Position based tracking

A phylogeny is essentially a collection of interconnected Taxon objects. These objects mostly live inside the Systematics object, which manages them. However, you will, in some cases, need access to the Taxon object associated with a particular organism. Most notably, any time an organism is born, you will need to provide its parent’s Taxon. And time an organism dies, you will need to provide that organism’s taxon. If your organisms are represented by classes, it is likely easiest to just store a reference to each organism’s taxon in that organism (as shown in the quickstart guide).

However, sometimes your organisms may be raw data (e.g. ints, strings, numpy arrays) or objects that you cannot modify for some reason. In these cases, keeping track of taxa can be a pain. To help, phylotrackpy can handle it for you using position-based tracking. This option assumes that the organism objects in your population are being stored in some manner where they each have a knowable location within a broader data structure(s) (e.g. they are all in a list). This position can be used to associate organisms with Taxon objects.

To use position-based tracking, we need to initialize a systematics object with it turned on, using the store_pos keyword argument:

from phylotrackpy import systematics
syst = systematics.Systematics(store_pos = True)

For this example, we will assume our population is a list of integers. Let’s imagine it starts out with just one number in it. We want to start out by adding that individual to the systematics manager with no parent:

# The population 
population = [2]

# If we're tracking position, we add by position
# First argument is the organism, second is the position
# Note that there is no return value because the
# Taxon object is stored internally 
syst.add_org_by_position(population[0], 0)

Let’s say we want to add three more individuals to the population with 2 as their parent:

import random

for i in range(3):
    # Make new org with random variation from parent
    new_org = population[0] + random.randint(5)
    # Add new_org to the population
    population.append(new_org)
    position = len(population) - 1
    # Notify systematics manager about new_org
    # 2nd arg is org's position, 3rd is parent's position
    syst.add_org_by_position(new_org, position, 0)

Note that we didn’t need to tell the systematics manager what the parent’s Taxon object was.

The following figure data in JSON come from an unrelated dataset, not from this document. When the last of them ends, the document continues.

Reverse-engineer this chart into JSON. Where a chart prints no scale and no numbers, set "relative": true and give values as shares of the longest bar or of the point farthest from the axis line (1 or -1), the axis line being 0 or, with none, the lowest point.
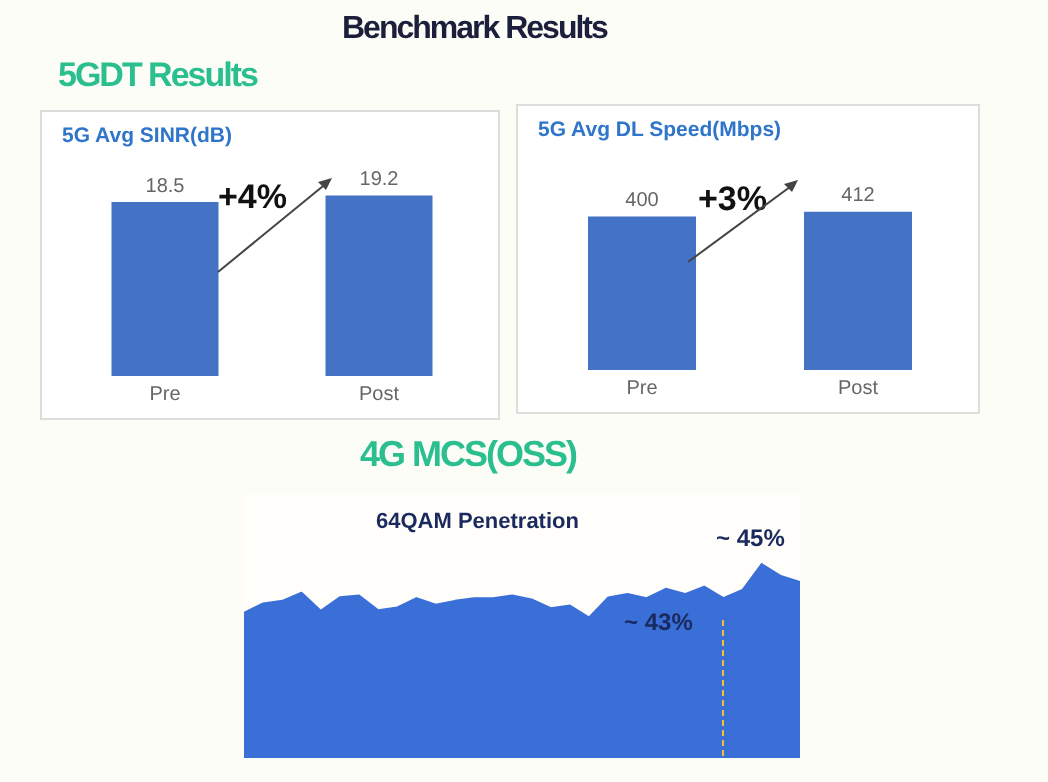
{
  "chart_data": [
    {
      "type": "bar",
      "title": "5G Avg SINR(dB)",
      "categories": [
        "Pre",
        "Post"
      ],
      "values": [
        18.5,
        19.2
      ],
      "color": "#4472c4",
      "data_labels": true,
      "annotations": [
        "Benchmark Results",
        "5GDT Results",
        "+4%"
      ]
    },
    {
      "type": "bar",
      "title": "5G Avg DL Speed(Mbps)",
      "categories": [
        "Pre",
        "Post"
      ],
      "values": [
        400,
        412
      ],
      "color": "#4472c4",
      "data_labels": true,
      "annotations": [
        "+3%"
      ]
    },
    {
      "type": "area",
      "title": "4G MCS(OSS)",
      "subtitle": "64QAM Penetration",
      "relative": true,
      "color": "#3a6fd8",
      "categories": [
        null,
        null,
        null,
        null,
        null,
        null,
        null,
        null,
        null,
        null,
        null,
        null,
        null,
        null,
        null,
        null,
        null,
        null,
        null,
        null,
        null,
        null,
        null,
        null,
        null,
        null,
        null,
        null,
        null,
        null
      ],
      "values": [
        0.748,
        0.797,
        0.81,
        0.852,
        0.759,
        0.828,
        0.838,
        0.762,
        0.776,
        0.824,
        0.79,
        0.81,
        0.824,
        0.824,
        0.838,
        0.817,
        0.772,
        0.786,
        0.724,
        0.828,
        0.845,
        0.824,
        0.872,
        0.845,
        0.883,
        0.824,
        0.866,
        1,
        0.938,
        0.907
      ],
      "annotations": [
        "~ 45%",
        "~ 43%"
      ]
    }
  ]
}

Instead, we just told it where in the population the parent is and the systematics manager looked up its Taxon for us.

We can also notify the systematics manager that an organism has died using its position:

# Imagine the organism at position 1 dies
# Let's say we're using -1 to indicate "no organism"
population[1] = -1

# We could then notify the systematics manager like this:
syst.remove_org_by_position(1)

Importantly, if we’re tracking by position, we also need to notify the systematics manager if an organism moves:

# Let's say we want to fill in the gap at position 1 by moving the 
# organism at position 3
population[1] = population[3]
population.pop()

# We can notify the systematics manager with swap_positions
# Note that we can use swap_positions to move a single organism
# because we're swapping the organism with an empty spot
syst.swap_positions(1, 3)

Handling multiple populations

In evolutionary computation, it is common to maintain two populations: the current generation and the next generation. In other contexts, you might have reason to maintain even more populations. Phylotrackpy supports these use cases.

So far, we’ve just been passing integers in to represent positions. Under the hood, though, they are getting converted to Worldposition objects. WorldPositions have two components: the index within the population, and the id of the population. When we only specify one number, it is assumed to be the index and the id is assumed to be 0. If we specify two numbers, however, the first will be the index and the second will be the id.

Let’s imagine a new scenario where we have two populations (a current generation and the next generation):

pop_size = 5

# The populations 
curr_generation = [1, 2, 3, 1, 2]
# Assume -1 means there is no organism there
next_generation = [-1, -1, -1, -1, -1]

# Start by adding everything in the current generation
for i in range(pop_size):
    syst.add_org_by_position(curr_generation[i], i)

# Create new generation
for i in range(pop_size):
    # Choose random parent to reproduce
    parent = random.randint(pop_size)

    # Offspring is a mutated version of the parent
    new_org = curr_generation[parent] + random.randint(-1, 1)

    # Add the offspring to the systematics manager. Because
    # we're putting it in the next generation, we specify its
    # position as (i, 1), index i of population 1.
    # We could also have written this as systematics.WorldPosition(i, 1)
    syst.add_org_by_position(new_org, (i, 1), parent)

    # Add org to next generation
    next_generation[i] = new_org

# New generation is done being created. Everything in the current generation  
# dies and we swap in the next one
curr_generation = next_generation
for i in range(pop_size):
    # We're removing from population 0, which is the default
    syst.remove_org_by_position(i)
    # Swap the ith element of population 0 and the ith element of population 1
    syst.swap_positions((i,0), (i,1))

Note that we must inform the systematics manager that, when we update generations, we have removed the organisms in population 0 and swapped the positions of the organisms that were formerly in population 1 to now be in population 0.